Obviously the big shift as when this really did become a violent conflict versus protesters being shot by the regime, and then the influx of Islamists changed our coverage a lot. That’s probably the most central change. In the past few months, the infighting has been important, and I want to cover that more going forward. One thing that strikes me is we’ve done less coverage on the state of play on the ground. We’re not really, and haven’t been, running stories on rebels making gains in Aleppo or such and such is happening in Latakia. The battle lines are shifting, but the big picture is pretty static, and I see this as a real stalemate.
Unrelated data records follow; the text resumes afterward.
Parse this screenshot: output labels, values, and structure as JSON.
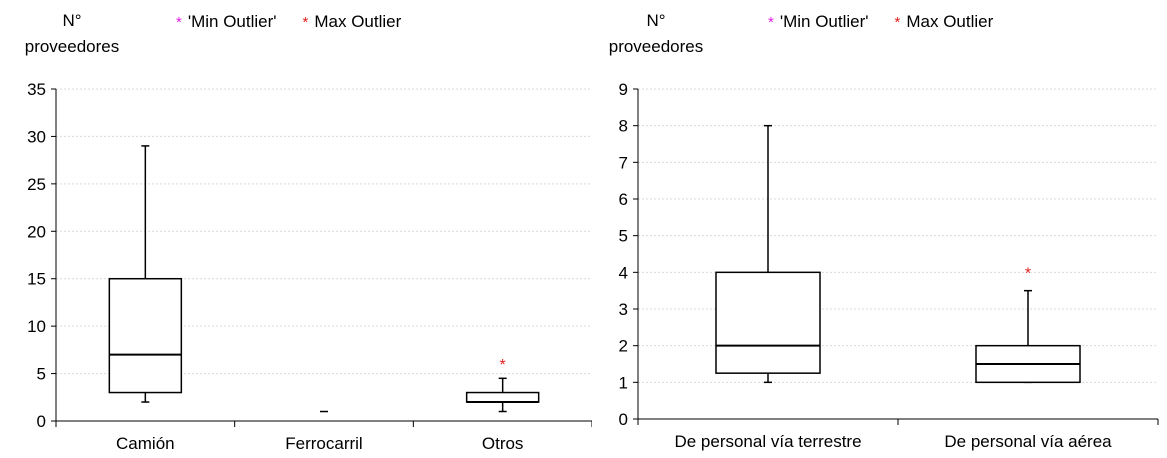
{
  "chart_data": [
    {
      "type": "box",
      "ylabel_line1": "N°",
      "ylabel_line2": "proveedores",
      "legend": [
        {
          "label": "'Min Outlier'",
          "marker": "*",
          "color": "#e020e0"
        },
        {
          "label": "Max Outlier",
          "marker": "*",
          "color": "#e02020"
        }
      ],
      "ylim": [
        0,
        35
      ],
      "yticks": [
        0,
        5,
        10,
        15,
        20,
        25,
        30,
        35
      ],
      "categories": [
        "Camión",
        "Ferrocarril",
        "Otros"
      ],
      "boxes": [
        {
          "category": "Camión",
          "min": 2,
          "q1": 3,
          "median": 7,
          "q3": 15,
          "max": 29,
          "max_outliers": []
        },
        {
          "category": "Ferrocarril",
          "min": 1,
          "q1": 1,
          "median": 1,
          "q3": 1,
          "max": 1,
          "max_outliers": []
        },
        {
          "category": "Otros",
          "min": 1,
          "q1": 2,
          "median": 2,
          "q3": 3,
          "max": 4.5,
          "max_outliers": [
            6
          ]
        }
      ],
      "grid": true
    },
    {
      "type": "box",
      "ylabel_line1": "N°",
      "ylabel_line2": "proveedores",
      "legend": [
        {
          "label": "'Min Outlier'",
          "marker": "*",
          "color": "#e020e0"
        },
        {
          "label": "Max Outlier",
          "marker": "*",
          "color": "#e02020"
        }
      ],
      "ylim": [
        0,
        9
      ],
      "yticks": [
        0,
        1,
        2,
        3,
        4,
        5,
        6,
        7,
        8,
        9
      ],
      "categories": [
        "De personal vía terrestre",
        "De personal vía aérea"
      ],
      "boxes": [
        {
          "category": "De personal vía terrestre",
          "min": 1,
          "q1": 1.25,
          "median": 2,
          "q3": 4,
          "max": 8,
          "max_outliers": []
        },
        {
          "category": "De personal vía aérea",
          "min": 1,
          "q1": 1,
          "median": 1.5,
          "q3": 2,
          "max": 3.5,
          "max_outliers": [
            4
          ]
        }
      ],
      "grid": true
    }
  ]
}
We’ve been looking for stories that explain the big picture as it currently stands and trying to understand who all these players are.

The problem is that so much coverage has been defined by the lack of access. We had an article in our last print issue about journalists trying to go in and get the story but limited by the fact that a half mile away, they would be at risk of kidnapping and death. That’s a creative way of us trying to explain the fog of war around Syria. Lack of knowledge is a huge problem with editing Syria, finding writers who know the subject and the country. How do you get someone who knows what ISIS is thinking on any given day? It’s a black box, and every little kernel of information you just try to understand as best as you can.

We have not done a lot of stuff from inside the country recently. Partly that’s because it’s too dangerous to commission writers. Ethically, legally, morally, I’m not going to send someone into Syria right now. That has greatly changed our coverage. It’s meant we cover a lot more of the border areas, western Iraq, Lebanon, southern Turkey. How do I know the stories and sources are legitimate? I have a bunch of writers who I trust and commission pieces from, over and over again. Those are the people I’ve worked with over a number of years. I know them on a personal level. And that ameliorates that problem. That does mean that there are lots of people in the country whose stories we’re not getting, precisely because I can’t verify their work. But everything we publish on Syria, I know we can stand by.

Other stuff we do is not the on the ground reporting, it’s relying on YouTube videos and we publish people like Aaron Zelin or Hassan Hassan, who watch these things come out of Syria on a daily basis. They’d be the first to admit that’s no substitute for on the ground reporting, but the Syrian conflict is unique in how we tell the story.

I would love to cover what’s going on in northern Syria right now. We try to keep our readers apprised of what’s happening. It can seem like this never-ending stream of misery, with one day indistinguishable from the rest. It’s our job to show that there are real people and issues still at stake here.

Syria goes in cycles. There’ll be long periods of time where the Syria stuff won’t do very well in terms of readership, but then there’ll be a spike and renewed interest with something like the chemical weapons attack. We still run stuff, though. The other thing that hooks readers is when the story intercepts with the U.S. in some way: anything that shows readers that this isn’t some immensely foreign conflict in some faraway land. My criteria isn’t the number of eyeballs: it’s whether it’s an important story.